I’m assuming that the overall point of this is the fairly obvious conclusion that messaging queues are not the end-all-be-all magical solution to interprocess communication, but boy oh boy is the initial presentation trashy clickbait.
I don’t use this generic enterprise service bus pattern with queues. Some orgs do, but I’ve not been there.
What I tend to do is use it as a replacement for HTTP when I don’t need a response - the queue service is HA with durable messages (SQS, if you’re curious), and the consumers are unreliably there. The messages get axed when correctly processed, or sent off to a dead letter queue after a certain duration of time. Generally I strive for idempotent operations as a matter of design, just in case, but of course you can’t always do that. The key idea here is that it allows a buffer for spikes, as well as transient failures on the consumer side. There are drawbacks, of course - the added complexity is not always trivial in this design, but it’s far simpler than the article’s pubsub system.

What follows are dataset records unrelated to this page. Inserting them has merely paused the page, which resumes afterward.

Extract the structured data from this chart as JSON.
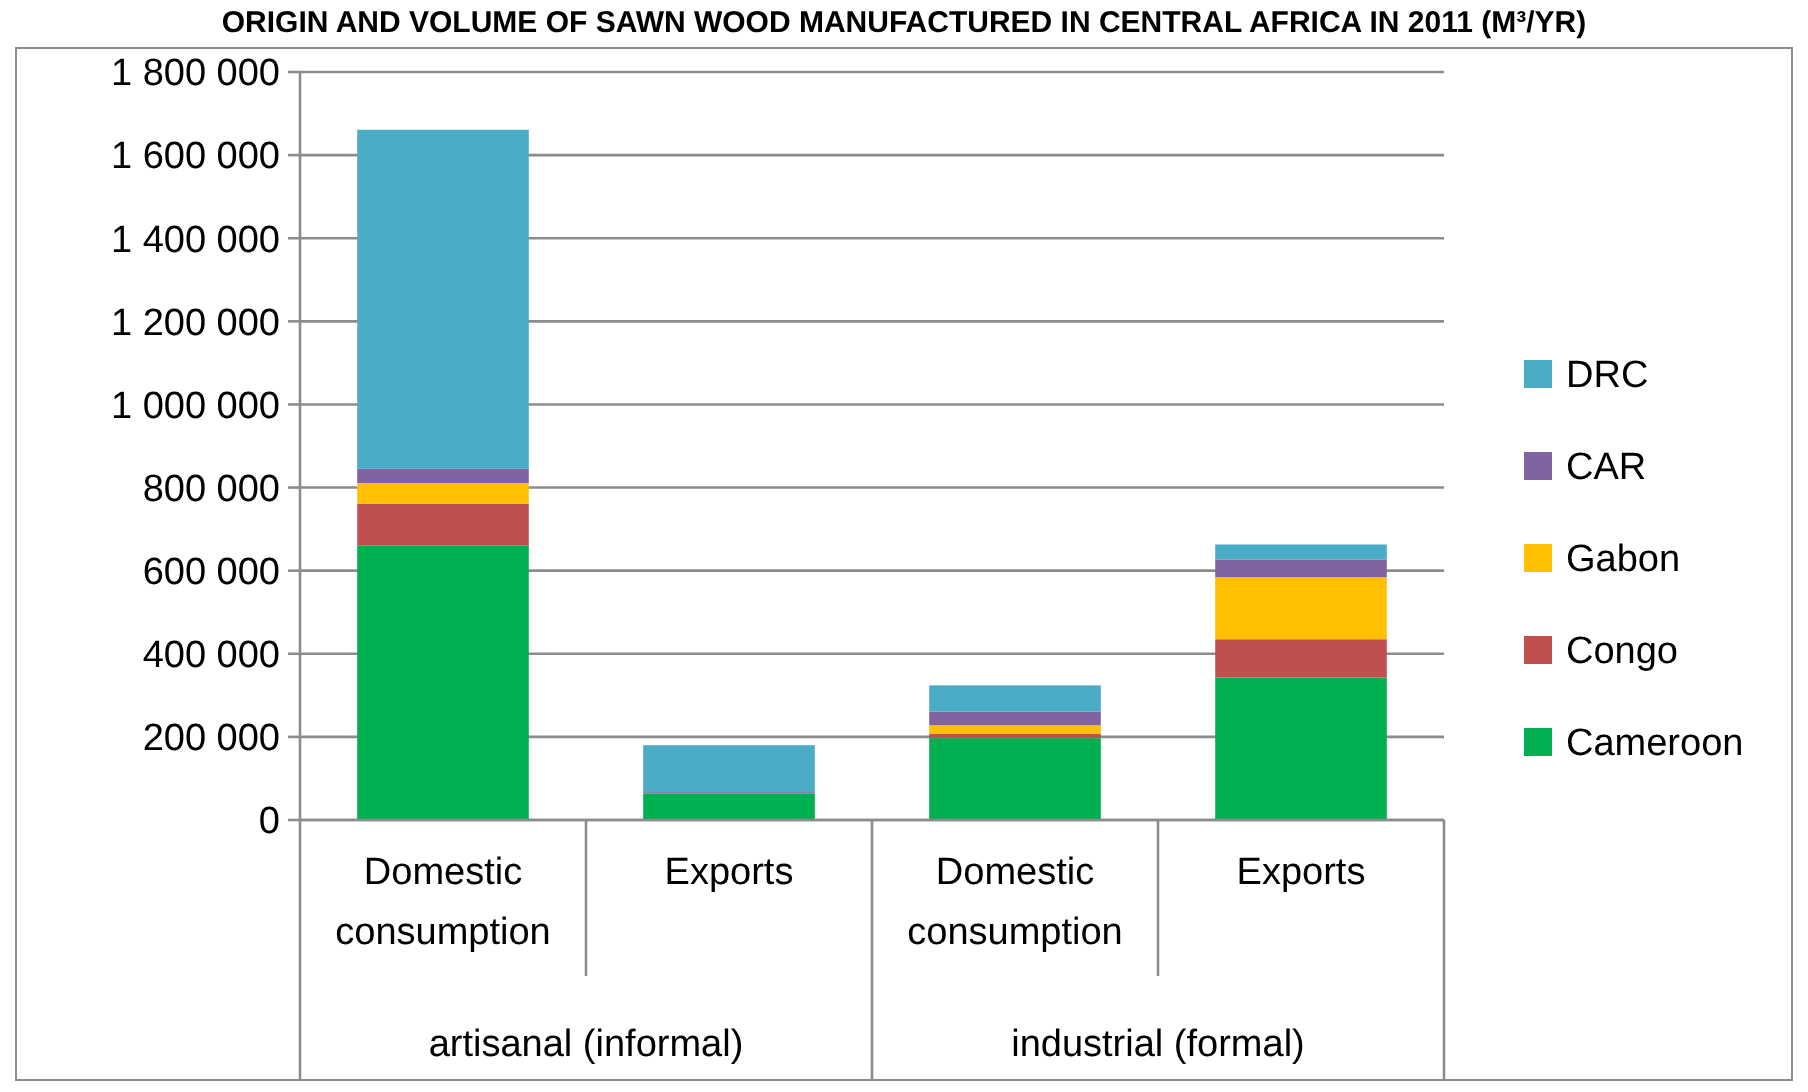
{
  "chart_data": {
    "type": "bar",
    "stacked": true,
    "title": "ORIGIN AND VOLUME OF SAWN WOOD MANUFACTURED IN CENTRAL AFRICA IN 2011 (M³/YR)",
    "categories": [
      "Domestic consumption",
      "Exports",
      "Domestic consumption",
      "Exports"
    ],
    "annotations": [
      "artisanal (informal)",
      "industrial (formal)"
    ],
    "series": [
      {
        "name": "Cameroon",
        "color": "#00b050",
        "values": [
          661000,
          64000,
          197000,
          343000
        ]
      },
      {
        "name": "Congo",
        "color": "#c0504d",
        "values": [
          100000,
          0,
          11000,
          92000
        ]
      },
      {
        "name": "Gabon",
        "color": "#ffc000",
        "values": [
          50000,
          0,
          20000,
          149000
        ]
      },
      {
        "name": "CAR",
        "color": "#8064a2",
        "values": [
          34000,
          3000,
          33000,
          43000
        ]
      },
      {
        "name": "DRC",
        "color": "#4bacc6",
        "values": [
          816000,
          113000,
          63000,
          36000
        ]
      }
    ],
    "ylim": [
      0,
      1800000
    ],
    "yticks": [
      0,
      {
        "value": 200000,
        "label": "200 000"
      },
      {
        "value": 400000,
        "label": "400 000"
      },
      {
        "value": 600000,
        "label": "600 000"
      },
      {
        "value": 800000,
        "label": "800 000"
      },
      {
        "value": 1000000,
        "label": "1 000 000"
      },
      {
        "value": 1200000,
        "label": "1 200 000"
      },
      {
        "value": 1400000,
        "label": "1 400 000"
      },
      {
        "value": 1600000,
        "label": "1 600 000"
      },
      {
        "value": 1800000,
        "label": "1 800 000"
      }
    ],
    "grid": "y",
    "legend": "right"
  }
}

And, while it centralizes a lot of things into a SPOF system, it allows the contra-wise advice of “putting all your eggs into one basket, then watching that basket very hard”.
Do you include HTTP2 in this? gRPC, for example, is HTTP2, with protobufs, and is growing in popularity.
What protocol and/or servers would you recommend as an alternative for this kind of architecture (outside of the aforementioned message queues)?
Thrift . There are other options (e.g. gRPC is a perfectly respectable choice), but Thrift is the most mature and I haven’t seen anything else offer a compelling advantage over it.
(Thrift does have a http transport for when you need that, but that’s an implementation detail; the important thing is that you parse using the thrift libraries).
HTTP has (by far) the best caching support, the best chance of making it through any given firewall, the most development tooling, and it’s the best-understood protocol by the average engineer.
I have worked on enough HTTP APIs to know that HTTP isn’t usually the source of the practical problems they face.
It’s a great default choice. Once an API starts to outgrow HTTP, it’s time to look at other protocols and offer one or more of them alongside HTTP, but most APIs will never get to this point.
(To answer your specific questions: HTTP does retries exactly as well as TCP, and HTTP verbs imply whether a request can be retried safely; pagination is out of scope for HTTP and also Thrift, Protobuf, Cap'n Proto, etc; search (and other RPC) is easy to model in HTTP, use a POST request and don’t worry about it)
Hi, do you want to guarantee that a message reaches its destination? Then some sort of queue/message-bus approach is what you need. It doesn’t have to be a pub-sub pattern. But it can’t be just raw HTTP.
Yes, a lot of message queue solutions are over-engineered and more complicated than they need to be for the problem at hand, but there’s a reason why they exist.
How does a MQ help guarantee that a message reaches its destination? The MQ can go down.